Assumed Identity(34)



He moved to the glasses Robbie had brought in and finished drying them and putting them away. It was just as hard not to speculate about what kind of woman he’d been with before he’d been shot. Blonde? Brunette? Tough and street savvy? A no-strings-attached sex buddy? Or someone wholesome and trusting like the woman slipping him sly looks as she chatted with Robbie and played with the baby.

Maybe he’d been such an awful S.O.B. back then that he hadn’t had any woman in his life. Shards of need and regret cut through the emptiness inside him. With no link to his past and no one in his current sham of a life, he understood loneliness the way most folks understood breathing. He didn’t want to think he’d lived his whole life feeling this way. But if there was some good in his past, someone he’d been important to, then why hadn’t they come to see him in the hospital? Why had none of the addresses in his stash led to a real home? Every lead had taken him to a warehouse or an empty lot. All the clues to his past life were fake except for the nightmares.

He had a feeling if there’d been anyone like Robin Carter in his life, she wouldn’t have stopped searching until she’d tracked him down. Which was exactly what she’d done. Jake fisted his hand in the dishtowel and muttered a curse. Now that was irony.
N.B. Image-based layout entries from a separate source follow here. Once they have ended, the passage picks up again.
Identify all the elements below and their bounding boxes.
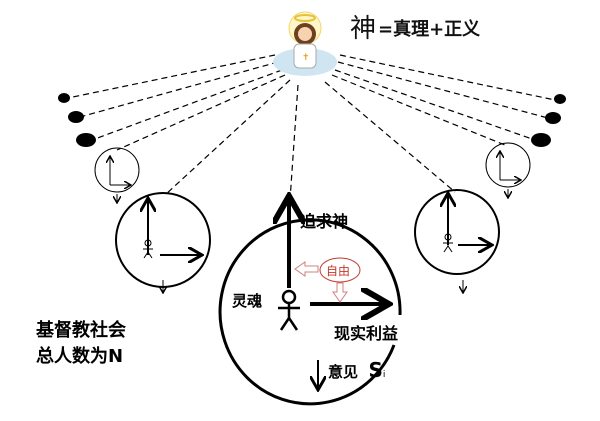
svg-text:✝: ✝: [302, 53, 310, 63]
pursue-god-label: 追求神: [300, 212, 349, 231]
society-line1: 基督教社会: [36, 320, 126, 341]
opinion-symbol: S: [368, 358, 383, 382]
freedom-label: 自由: [326, 264, 351, 278]
main-circle: [218, 200, 402, 406]
society-line2: 总人数为N: [36, 346, 124, 367]
black-dots: [58, 93, 566, 147]
small-circle-right: [485, 142, 531, 197]
dashed-connections: [67, 54, 556, 201]
god-label: 神: [350, 14, 377, 44]
opinion-label: 意见 Si: [328, 358, 385, 382]
small-circle-left: [94, 147, 140, 202]
society-note: 基督教社会 总人数为N: [36, 318, 126, 370]
opinion-subscript: i: [382, 370, 386, 380]
soul-label: 灵魂: [232, 292, 263, 310]
real-interest-label: 现实利益: [334, 324, 399, 343]
jesus-figure-icon: ✝: [273, 11, 337, 76]
freedom-arrows: [294, 257, 361, 303]
medium-circle-left: [115, 192, 211, 292]
medium-circle-right: [414, 189, 500, 292]
god-definition: =真理+正义: [378, 19, 481, 40]
opinion-text: 意见: [328, 363, 359, 381]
The thing he wanted most was the one thing he’d sworn he’d never let himself have.

“Did you see anyone in the neighborhood while you were out walking?” Montgomery asked, interrupting his thoughts.

Jake pulled his hungry gaze away from the dark brown waves of Robin’s hair that bounced around her face every time she laughed with Robbie or shook her head after reaching into her pocket to check her cell phone. “You want to know if I saw the guy who went after Ms. Carter.”

“Yes.”

Good. They were past subterfuge now and Jake gave a straight answer. “I didn’t. I heard her whistle, heard her scream and went to check it out. The guy was average height. On the skinny side. He wore black coveralls and a stocking mask, and he ran fast. Didn’t know much about fighting—probably why he had to ambush her with a baseball bat.”

“You had the wherewithal to pull the attacker off Ms. Carter and subdue him, but you never looked at his face?”

“Seemed more important at the time to make sure she was still breathing.” What was with the phone? Robin had checked her cell twice now that he’d seen. The easy explanation was that she was expecting an important call, but she had to reaffix the smile on her face each time she stuffed the cell back into her jeans and resumed her interest in Robbie’s chatter.

Something was off. It wasn’t his concern, though. It couldn’t be.

Spencer Montgomery must have finally decided Jake wasn’t going to be much help to his investigation. He pulled out his cell phone and set his notepad on top of the bar. “I’ll run the plate through the DMV and see if we can get a hit on who was loitering outside the shop. Maybe he’ll match your general description of Ms. Carter’s attacker and we can bring him in for questioning.” The detective slid one of his business cards across the bar. “If you think of anything else, call me.”

With the interview over, Jake knew he should pick up the empty boxes and carry them out to the trash, giving Robin and the kid plenty of time to leave before he did something stupid like go over there and ask what was bugging her about her phone.

But he was a cursed man. Cursed to have amnesia. Cursed to look like the aftermath of a lost battle. Cursed to feel that compulsion to atone for the violence from his nightmares.

When he saw Robbie lifting Emma over his head and pretending she was an airplane, Jake dropped the boxes and charged around the end of the bar. It didn’t matter that the baby was laughing from deep in her belly, or that Robin was carefully watching the ride through the air. Emma was too tiny, too pretty—too perfect—to risk her getting hurt.

“Stop!” Jake plucked the baby from his hands before Robbie sent her flying. “You’ll break her.”

Baby saved. Now what? He pulled Emma into his chest, keeping one arm beneath her bottom and leaning back a bit so she wouldn’t fall. But she kept wiggling around, batting at his neck and bobbing in his grasp. It was like handling a squirming piece of blown glass. Two tiny fingers hooked into the side of his mouth while the other miniature hand brushed across the stubble of his jaw. She squealed in his ear.

“She’s going to scratch herself,” he mumbled awkwardly, afraid to close his mouth around her fingers. “I haven’t shaved since last night.”